Wagub Seno Aji bahkan menegaskan bahwa alokasi anggaran Gratispol tahun depan akan ditingkatkan secara signifikan, jauh lebih besar dari tahun sebelumnya. Target Penerima 2026 ada 130.000 hingga 140.000 mahasiswa. Pagu Anggaran 2026 disiapkan hingga Rp1,4 triliun, mencakup semester 1 hingga semester 8.

Sementara realisasi tahun 2025 Pemprov Kaltim telah menyediakan Rp200 miliar untuk 32.853 mahasiswa. "Intinya Program Gratispol tidak boleh hilang. Anggaran Gratispol tahun 2026 kami pastikan akan tetap berjalan," tegas Wagub Seno Aji saat menjadi narasumber diskusi bertajuk "Tuk Ki Tak Ki Tuk Gratispol Supaya Baik Jalannya" di Creative Hub Temindung, Samarinda, Kamis (20/11/2025).

Wagub mengakui bahwa APBD Kaltim tahun depan diprediksi turun tajam sekitar Rp7 triliun, dari Rp21 triliun menjadi hanya tersisa Rp14 triliun. Penurunan ini jelas berdampak pada kapasitas fiskal Kaltim dan menuntut adanya upaya baru untuk meng-cover Gratispol, Jospol, dan program prioritas lainnya.

"Saat pembahasan anggaran, kami sudah diskusikan, ada kisaran anggaran Rp1,4 miliar hingga Rp2 triliun yang kita sisihkan. Kita simpan untuk memastikan bantuan pendidikan Gratispol tahun 2026 tetap bisa berjalan dengan baik," jelasnya.

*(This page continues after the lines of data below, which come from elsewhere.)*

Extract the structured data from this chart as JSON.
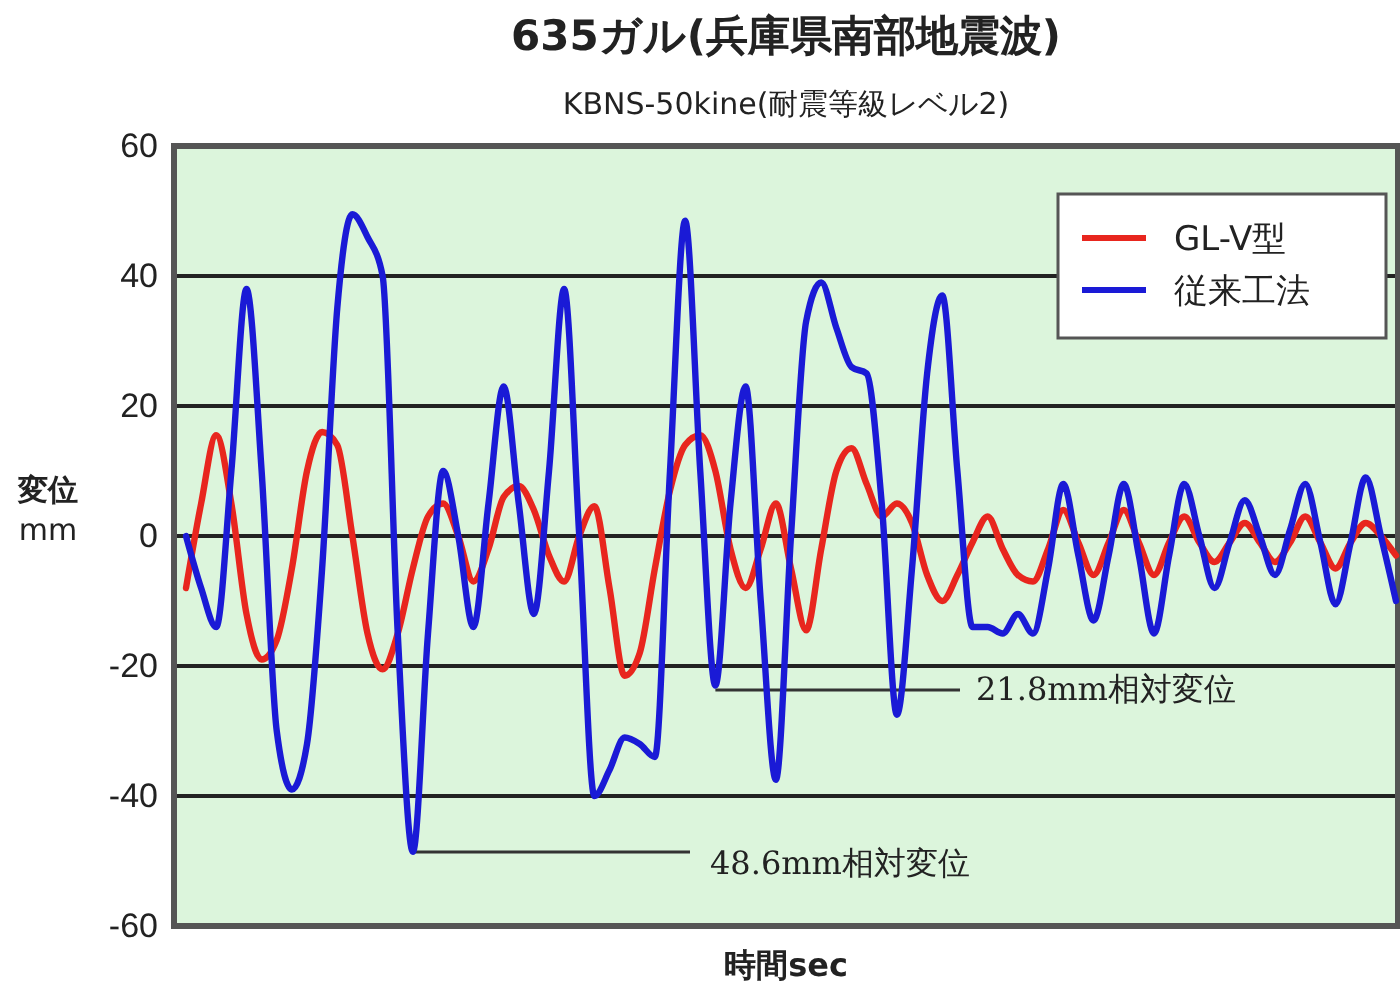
{
  "chart_data": {
    "type": "line",
    "title": "635ガル(兵庫県南部地震波)",
    "subtitle": "KBNS-50kine(耐震等級レベル2)",
    "xlabel": "時間sec",
    "ylabel": "変位\nmm",
    "categories": [
      null,
      null,
      null,
      null,
      null,
      null,
      null,
      null,
      null,
      null,
      null,
      null,
      null,
      null,
      null,
      null,
      null,
      null,
      null,
      null,
      null,
      null,
      null,
      null,
      null,
      null,
      null,
      null,
      null,
      null,
      null,
      null,
      null,
      null,
      null,
      null,
      null,
      null,
      null,
      null,
      null,
      null,
      null,
      null,
      null,
      null,
      null,
      null,
      null,
      null,
      null,
      null,
      null,
      null,
      null,
      null,
      null,
      null,
      null,
      null,
      null,
      null,
      null,
      null,
      null,
      null,
      null,
      null,
      null,
      null,
      null,
      null,
      null,
      null,
      null,
      null,
      null,
      null,
      null,
      null,
      null
    ],
    "series": [
      {
        "name": "GL-V型",
        "color": "#e8261e",
        "values": [
          -8,
          5,
          15.5,
          5,
          -12,
          -19,
          -16,
          -5,
          10,
          16,
          14,
          0,
          -15,
          -20.5,
          -15,
          -5,
          3,
          5,
          0,
          -7,
          -2,
          6,
          7.7,
          4,
          -3,
          -7,
          0,
          4.6,
          -8,
          -21.5,
          -18,
          -5,
          7,
          14,
          15.5,
          10,
          -2,
          -8,
          -2,
          5,
          -5,
          -14.5,
          -2,
          10,
          13.5,
          8,
          3,
          5,
          2,
          -6,
          -10,
          -6,
          -1,
          3,
          -2,
          -6,
          -7,
          -2,
          4,
          -1,
          -6,
          -1,
          4,
          -1,
          -6,
          -1,
          3,
          -1,
          -4,
          -1,
          2,
          -1,
          -4,
          -1,
          3,
          -1,
          -5,
          -1,
          2,
          0,
          -3
        ]
      },
      {
        "name": "従来工法",
        "color": "#1a1ad6",
        "values": [
          0,
          -8,
          -14,
          10,
          38,
          10,
          -30,
          -39,
          -32,
          -5,
          35,
          49.5,
          46,
          40,
          -15,
          -48.6,
          -15,
          10,
          0,
          -14,
          5,
          23,
          5,
          -12,
          10,
          38,
          0,
          -40,
          -36,
          -31,
          -32,
          -34,
          10,
          48.5,
          10,
          -23,
          5,
          23,
          -10,
          -37.5,
          0,
          33,
          39,
          32,
          26,
          25,
          5,
          -27.5,
          -5,
          25,
          37,
          10,
          -14,
          -14,
          -15,
          -12,
          -15,
          -5,
          8,
          -3,
          -13,
          -3,
          8,
          -3,
          -15,
          -3,
          8,
          0,
          -8,
          -1,
          5.5,
          0,
          -6,
          1,
          8,
          -1,
          -10.5,
          -1,
          9,
          0,
          -10
        ]
      }
    ],
    "ylim": [
      -60,
      60
    ],
    "yticks": [
      -60,
      -40,
      -20,
      0,
      20,
      40,
      60
    ],
    "grid": "y",
    "legend": "top right",
    "line_style": "solid",
    "marker": "none",
    "annotations": [
      "21.8mm相対変位",
      "48.6mm相対変位"
    ]
  }
}
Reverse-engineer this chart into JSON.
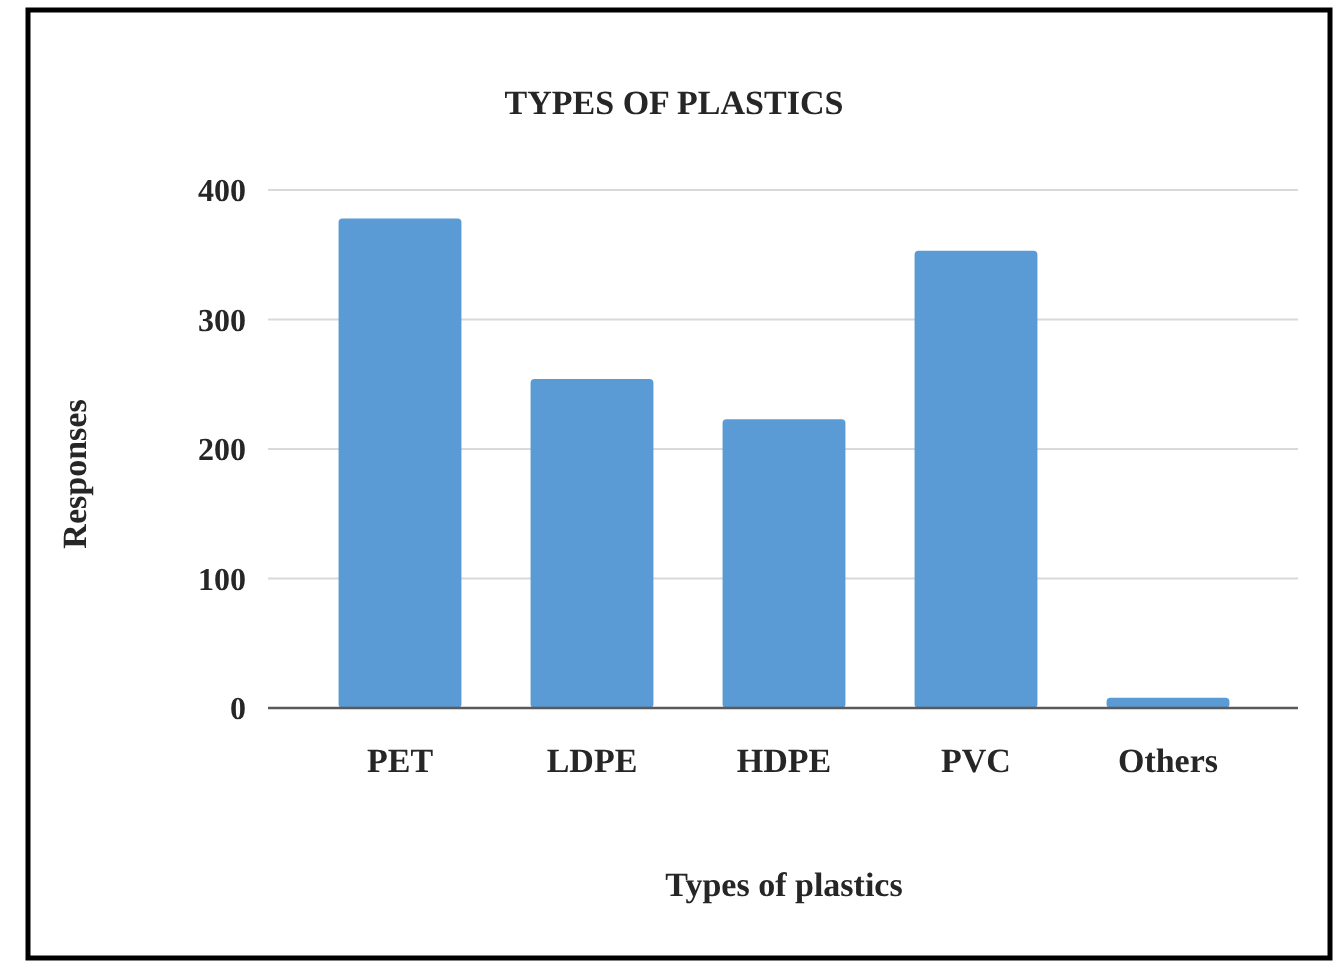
{
  "chart_data": {
    "type": "bar",
    "title": "TYPES OF PLASTICS",
    "xlabel": "Types of plastics",
    "ylabel": "Responses",
    "categories": [
      "PET",
      "LDPE",
      "HDPE",
      "PVC",
      "Others"
    ],
    "values": [
      378,
      254,
      223,
      353,
      8
    ],
    "color": "#5b9bd5",
    "ylim": [
      0,
      400
    ],
    "yticks": [
      0,
      100,
      200,
      300,
      400
    ],
    "grid": "y"
  }
}
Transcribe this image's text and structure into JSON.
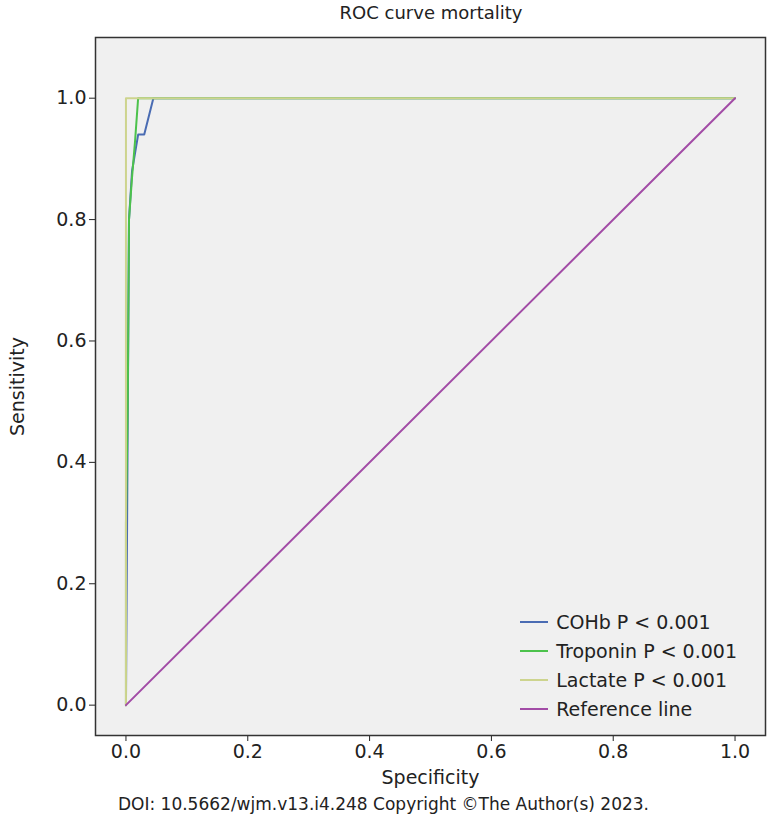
{
  "chart_data": {
    "type": "line",
    "title": "ROC curve mortality",
    "x_label": "Specificity",
    "y_label": "Sensitivity",
    "caption": "DOI: 10.5662/wjm.v13.i4.248 Copyright ©The Author(s) 2023.",
    "xlim": [
      -0.05,
      1.05
    ],
    "ylim": [
      -0.05,
      1.1
    ],
    "xticks": [
      {
        "value": 0,
        "label": "0.0"
      },
      0.2,
      0.4,
      0.6,
      0.8,
      {
        "value": 1,
        "label": "1.0"
      }
    ],
    "yticks": [
      {
        "value": 0,
        "label": "0.0"
      },
      0.2,
      0.4,
      0.6,
      0.8,
      {
        "value": 1,
        "label": "1.0"
      }
    ],
    "legend": "bottom-right",
    "grid": false,
    "series": [
      {
        "name": "COHb P < 0.001",
        "color": "#4a6cb3",
        "x": [
          0,
          0.005,
          0.01,
          0.02,
          0.03,
          0.045,
          1
        ],
        "values": [
          0,
          0.8,
          0.88,
          0.94,
          0.94,
          1,
          1
        ]
      },
      {
        "name": "Troponin P < 0.001",
        "color": "#4cc24c",
        "x": [
          0,
          0,
          0.003,
          0.005,
          0.01,
          0.015,
          0.02,
          1
        ],
        "values": [
          0,
          0.3,
          0.5,
          0.8,
          0.87,
          0.93,
          1,
          1
        ]
      },
      {
        "name": "Lactate P < 0.001",
        "color": "#cdd48e",
        "x": [
          0,
          0,
          1
        ],
        "values": [
          0,
          1,
          1
        ]
      },
      {
        "name": "Reference line",
        "color": "#a24ca6",
        "x": [
          0,
          1
        ],
        "values": [
          0,
          1
        ]
      }
    ]
  }
}
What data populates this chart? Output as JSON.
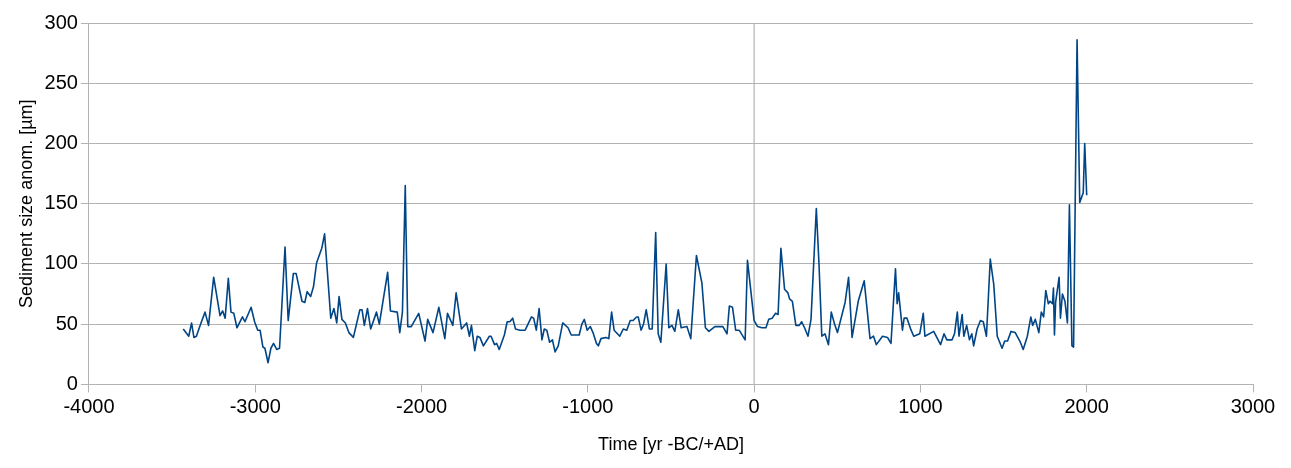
{
  "chart_data": {
    "type": "line",
    "xlabel": "Time [yr -BC/+AD]",
    "ylabel": "Sediment size anom. [µm]",
    "xlim": [
      -4000,
      3000
    ],
    "xticks": [
      -4000,
      -3000,
      -2000,
      -1000,
      0,
      1000,
      2000,
      3000
    ],
    "ylim": [
      0,
      300
    ],
    "yticks": [
      0,
      50,
      100,
      150,
      200,
      250,
      300
    ],
    "grid": "y",
    "legend": false,
    "marker": "none",
    "line_style": "solid",
    "ref_lines": [
      {
        "axis": "x",
        "value": 0,
        "color": "#b3b3b3"
      }
    ],
    "series": [
      {
        "color": "#004586",
        "x": [
          -3433,
          -3400,
          -3383,
          -3369,
          -3354,
          -3329,
          -3302,
          -3281,
          -3250,
          -3212,
          -3196,
          -3181,
          -3162,
          -3146,
          -3129,
          -3110,
          -3077,
          -3062,
          -3025,
          -3004,
          -2985,
          -2971,
          -2954,
          -2942,
          -2923,
          -2906,
          -2890,
          -2871,
          -2854,
          -2821,
          -2802,
          -2771,
          -2754,
          -2719,
          -2702,
          -2688,
          -2667,
          -2650,
          -2631,
          -2600,
          -2583,
          -2546,
          -2527,
          -2510,
          -2496,
          -2479,
          -2458,
          -2437,
          -2410,
          -2371,
          -2358,
          -2344,
          -2325,
          -2306,
          -2271,
          -2254,
          -2204,
          -2187,
          -2146,
          -2131,
          -2115,
          -2098,
          -2083,
          -2062,
          -2017,
          -1979,
          -1963,
          -1931,
          -1896,
          -1860,
          -1844,
          -1812,
          -1792,
          -1760,
          -1729,
          -1712,
          -1700,
          -1680,
          -1665,
          -1649,
          -1628,
          -1592,
          -1582,
          -1561,
          -1548,
          -1533,
          -1502,
          -1485,
          -1469,
          -1452,
          -1435,
          -1408,
          -1377,
          -1339,
          -1326,
          -1310,
          -1293,
          -1276,
          -1262,
          -1247,
          -1230,
          -1213,
          -1197,
          -1178,
          -1151,
          -1119,
          -1100,
          -1052,
          -1036,
          -1021,
          -1004,
          -985,
          -969,
          -948,
          -937,
          -921,
          -891,
          -874,
          -857,
          -842,
          -808,
          -787,
          -766,
          -745,
          -728,
          -707,
          -697,
          -680,
          -665,
          -649,
          -630,
          -613,
          -592,
          -577,
          -561,
          -529,
          -513,
          -494,
          -477,
          -456,
          -439,
          -404,
          -381,
          -347,
          -314,
          -293,
          -272,
          -236,
          -188,
          -163,
          -149,
          -130,
          -111,
          -90,
          -54,
          -40,
          0,
          21,
          46,
          56,
          71,
          88,
          109,
          129,
          144,
          161,
          183,
          203,
          213,
          230,
          251,
          271,
          286,
          303,
          324,
          342,
          374,
          390,
          407,
          426,
          447,
          464,
          484,
          501,
          547,
          568,
          589,
          626,
          662,
          697,
          718,
          735,
          772,
          802,
          823,
          850,
          860,
          869,
          892,
          902,
          919,
          944,
          960,
          996,
          1017,
          1027,
          1080,
          1121,
          1142,
          1159,
          1190,
          1205,
          1222,
          1232,
          1251,
          1261,
          1278,
          1295,
          1309,
          1320,
          1341,
          1361,
          1378,
          1397,
          1420,
          1441,
          1462,
          1491,
          1507,
          1524,
          1545,
          1570,
          1601,
          1618,
          1643,
          1664,
          1675,
          1691,
          1712,
          1727,
          1741,
          1754,
          1769,
          1779,
          1794,
          1800,
          1806,
          1813,
          1834,
          1842,
          1854,
          1869,
          1884,
          1896,
          1911,
          1921,
          1942,
          1958,
          1979,
          1988,
          2000
        ],
        "values": [
          46,
          40,
          51,
          39,
          40,
          50,
          60,
          49,
          89,
          57,
          61,
          55,
          88,
          60,
          59,
          47,
          56,
          52,
          64,
          52,
          45,
          45,
          31,
          30,
          18,
          30,
          34,
          29,
          30,
          114,
          53,
          92,
          92,
          69,
          68,
          77,
          73,
          81,
          101,
          113,
          125,
          55,
          63,
          51,
          73,
          54,
          51,
          43,
          39,
          62,
          62,
          49,
          63,
          46,
          60,
          50,
          93,
          61,
          60,
          43,
          60,
          165,
          48,
          48,
          59,
          36,
          54,
          43,
          64,
          38,
          59,
          49,
          76,
          46,
          51,
          40,
          49,
          28,
          40,
          39,
          32,
          40,
          40,
          33,
          34,
          29,
          41,
          52,
          52,
          55,
          46,
          45,
          45,
          56,
          55,
          45,
          63,
          37,
          46,
          45,
          35,
          37,
          27,
          32,
          51,
          47,
          41,
          41,
          50,
          54,
          45,
          48,
          43,
          34,
          32,
          38,
          39,
          38,
          60,
          45,
          40,
          46,
          45,
          53,
          53,
          56,
          56,
          45,
          50,
          62,
          46,
          46,
          126,
          42,
          35,
          100,
          47,
          49,
          44,
          62,
          47,
          48,
          38,
          107,
          84,
          47,
          44,
          48,
          48,
          42,
          65,
          64,
          45,
          45,
          37,
          103,
          53,
          48,
          47,
          47,
          47,
          54,
          55,
          59,
          58,
          113,
          79,
          76,
          71,
          69,
          49,
          49,
          52,
          47,
          40,
          54,
          146,
          100,
          40,
          42,
          33,
          60,
          50,
          43,
          68,
          89,
          39,
          69,
          86,
          38,
          40,
          33,
          40,
          39,
          34,
          96,
          67,
          76,
          45,
          55,
          55,
          45,
          40,
          42,
          59,
          40,
          44,
          33,
          42,
          37,
          37,
          42,
          60,
          40,
          58,
          40,
          49,
          37,
          42,
          32,
          46,
          53,
          52,
          40,
          104,
          83,
          40,
          30,
          36,
          36,
          44,
          43,
          35,
          29,
          40,
          56,
          49,
          54,
          43,
          60,
          56,
          78,
          67,
          69,
          67,
          80,
          41,
          68,
          89,
          55,
          75,
          69,
          51,
          149,
          32,
          31,
          286,
          151,
          159,
          200,
          157
        ]
      }
    ]
  }
}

Seno Aji juga menekankan pentingnya pemerataan manfaat beasiswa. Ia mengingatkan agar program ini tidak hanya dinikmati oleh anak-anak dari kalangan mampu, melainkan benar-benar membantu anak-anak Kaltim yang membutuhkan.

"Karena itu kita putuskan, semua anak-anak kita nanti akan mendapat UKT gratis. Dan tidak menyulitkan mahasiswa," tegasnya, sembari menambahkan bahwa upaya ini krusial agar Kaltim tidak "ketinggalan kereta" di era bonus demografi 2030.

Wagub berharap sisa waktu hingga akhir tahun ini dapat dimanfaatkan oleh mahasiswa dan pengelola administrasi di perguruan tinggi negeri maupun swasta untuk segera menyelesaikan proses administratif.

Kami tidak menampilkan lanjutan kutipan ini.